The team intervention caused more problems than it solved. Team members knew what the real problem was. Trying to “fix” them instead of addressing the genuine issue only bred suspicion and skepticism.  What’s more, the team also understood that their boss’s inaction was a major part of the problem. I’ve been in rooms two or three times when just these circumstances were unfolding. In one case, the anger behind the team members’ silence was palpable but desperately contained; they wouldn’t speak for fear of reprisals. In another case, the teams’ anger couldn’t be bottled up any longer.
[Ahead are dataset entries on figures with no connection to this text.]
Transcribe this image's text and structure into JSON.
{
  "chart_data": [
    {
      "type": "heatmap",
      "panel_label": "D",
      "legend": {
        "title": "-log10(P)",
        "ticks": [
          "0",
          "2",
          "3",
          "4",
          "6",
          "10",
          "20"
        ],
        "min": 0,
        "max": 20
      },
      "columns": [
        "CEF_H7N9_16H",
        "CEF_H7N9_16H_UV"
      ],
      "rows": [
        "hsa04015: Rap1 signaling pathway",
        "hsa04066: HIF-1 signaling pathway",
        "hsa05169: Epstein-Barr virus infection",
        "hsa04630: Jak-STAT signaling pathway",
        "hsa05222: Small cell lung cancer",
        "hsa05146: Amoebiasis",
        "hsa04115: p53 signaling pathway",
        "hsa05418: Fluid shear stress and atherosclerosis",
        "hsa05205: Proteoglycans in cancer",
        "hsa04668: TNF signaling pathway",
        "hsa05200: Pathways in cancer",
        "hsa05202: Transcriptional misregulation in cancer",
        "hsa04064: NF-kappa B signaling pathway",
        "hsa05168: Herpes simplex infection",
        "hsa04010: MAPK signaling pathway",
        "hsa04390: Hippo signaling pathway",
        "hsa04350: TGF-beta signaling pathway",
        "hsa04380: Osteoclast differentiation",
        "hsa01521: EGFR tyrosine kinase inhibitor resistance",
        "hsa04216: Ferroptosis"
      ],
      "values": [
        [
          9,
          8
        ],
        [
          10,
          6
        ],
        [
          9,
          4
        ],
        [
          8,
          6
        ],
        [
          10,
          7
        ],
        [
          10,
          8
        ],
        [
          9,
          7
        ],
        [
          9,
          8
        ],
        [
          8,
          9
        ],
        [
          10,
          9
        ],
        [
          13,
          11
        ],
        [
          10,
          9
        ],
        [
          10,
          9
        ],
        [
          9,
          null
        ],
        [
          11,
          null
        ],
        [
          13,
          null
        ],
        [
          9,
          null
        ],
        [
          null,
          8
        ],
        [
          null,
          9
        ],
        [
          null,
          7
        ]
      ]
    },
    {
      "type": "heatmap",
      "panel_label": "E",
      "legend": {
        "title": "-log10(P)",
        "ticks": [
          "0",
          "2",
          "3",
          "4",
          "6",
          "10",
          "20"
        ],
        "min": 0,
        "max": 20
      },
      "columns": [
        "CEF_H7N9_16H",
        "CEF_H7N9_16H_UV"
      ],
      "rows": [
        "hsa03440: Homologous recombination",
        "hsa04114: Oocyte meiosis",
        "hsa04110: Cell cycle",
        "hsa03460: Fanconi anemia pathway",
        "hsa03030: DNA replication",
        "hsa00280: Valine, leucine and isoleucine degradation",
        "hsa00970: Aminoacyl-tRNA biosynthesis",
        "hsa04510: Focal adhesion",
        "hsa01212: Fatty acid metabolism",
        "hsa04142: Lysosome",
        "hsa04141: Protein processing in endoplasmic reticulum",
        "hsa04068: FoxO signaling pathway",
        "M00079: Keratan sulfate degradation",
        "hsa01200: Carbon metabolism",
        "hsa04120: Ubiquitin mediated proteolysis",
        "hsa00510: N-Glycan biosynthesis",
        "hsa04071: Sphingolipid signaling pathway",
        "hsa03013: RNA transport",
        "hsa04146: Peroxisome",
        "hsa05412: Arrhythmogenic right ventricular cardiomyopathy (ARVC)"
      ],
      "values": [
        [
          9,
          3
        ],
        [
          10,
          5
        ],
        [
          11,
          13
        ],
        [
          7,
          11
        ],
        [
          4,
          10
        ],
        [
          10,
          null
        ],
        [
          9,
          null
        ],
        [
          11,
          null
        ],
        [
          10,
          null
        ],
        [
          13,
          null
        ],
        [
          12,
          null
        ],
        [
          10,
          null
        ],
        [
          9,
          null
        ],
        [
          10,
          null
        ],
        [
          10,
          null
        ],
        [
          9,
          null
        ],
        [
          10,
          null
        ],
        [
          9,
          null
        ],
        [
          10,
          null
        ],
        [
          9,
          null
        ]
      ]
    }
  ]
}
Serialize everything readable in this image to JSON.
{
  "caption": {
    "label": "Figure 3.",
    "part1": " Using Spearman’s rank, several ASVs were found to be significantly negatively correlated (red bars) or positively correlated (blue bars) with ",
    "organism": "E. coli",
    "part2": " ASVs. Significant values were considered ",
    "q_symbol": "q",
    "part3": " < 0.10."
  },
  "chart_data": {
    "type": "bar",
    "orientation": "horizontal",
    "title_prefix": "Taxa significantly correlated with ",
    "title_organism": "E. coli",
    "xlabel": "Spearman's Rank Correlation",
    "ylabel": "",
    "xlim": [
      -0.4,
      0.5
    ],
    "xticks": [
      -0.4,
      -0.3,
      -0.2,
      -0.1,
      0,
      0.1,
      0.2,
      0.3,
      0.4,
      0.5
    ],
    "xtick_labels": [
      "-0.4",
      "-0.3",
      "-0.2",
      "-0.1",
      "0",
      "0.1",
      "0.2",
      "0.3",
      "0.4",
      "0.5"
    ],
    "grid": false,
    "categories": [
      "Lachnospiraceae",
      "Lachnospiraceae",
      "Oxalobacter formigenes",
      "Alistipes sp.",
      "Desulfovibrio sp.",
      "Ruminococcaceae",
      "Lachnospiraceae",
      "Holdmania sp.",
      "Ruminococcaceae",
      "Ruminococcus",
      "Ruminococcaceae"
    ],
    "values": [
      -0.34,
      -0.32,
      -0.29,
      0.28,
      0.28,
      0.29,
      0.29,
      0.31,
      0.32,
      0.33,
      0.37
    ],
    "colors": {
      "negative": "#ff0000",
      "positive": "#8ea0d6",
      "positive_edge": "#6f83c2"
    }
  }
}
The workshop dissolved into an extended venting session with nothing getting resolved.

Having learned the hard way, I developed a rule for myself:  Never use team-level interventions where there may be underlying individual performance or leadership issues.

To help the colleague I talked about at the beginning of this post I offered a cautious way forward. Rather than commit to a team workshop, I agreed only to speak with each team member and then stop and share my diagnosis with my colleague. From there we’d agree what next steps were appropriate. She agreed with this approach and the interviews commenced. When three of the first four interviewees ended up in tears, it was clear that I had been about to step into that by now familiar “faux-dysfunction” trap. We decided against running a team workshop. Based on my counsel, my HR friend instead elected to initiate remedial coaching for the team leader.

Dysfunction, with its connections to family dynamics work, suggests deep, long-standing issues that are broadly shared. Maybe a better word for what Paul and his teammates were experiencing is “malfunction.” Every team has things that aren’t working as they would prefer, things that need fixing but that don’t require a full team psychological deep dive. The next time you or a colleague are confronted with a team that seems dysfunctional, ask yourselves, “Is it possible is it that underlying this team’s issues is an individual performance problem, or something about the way the team leader is operating.?” If the answer is, “Yes,” then use time-tested approaches for diagnosing and addressing the issue. Save team-level interventions for those things that require the participation of the entire team. Everyone will be glad you did.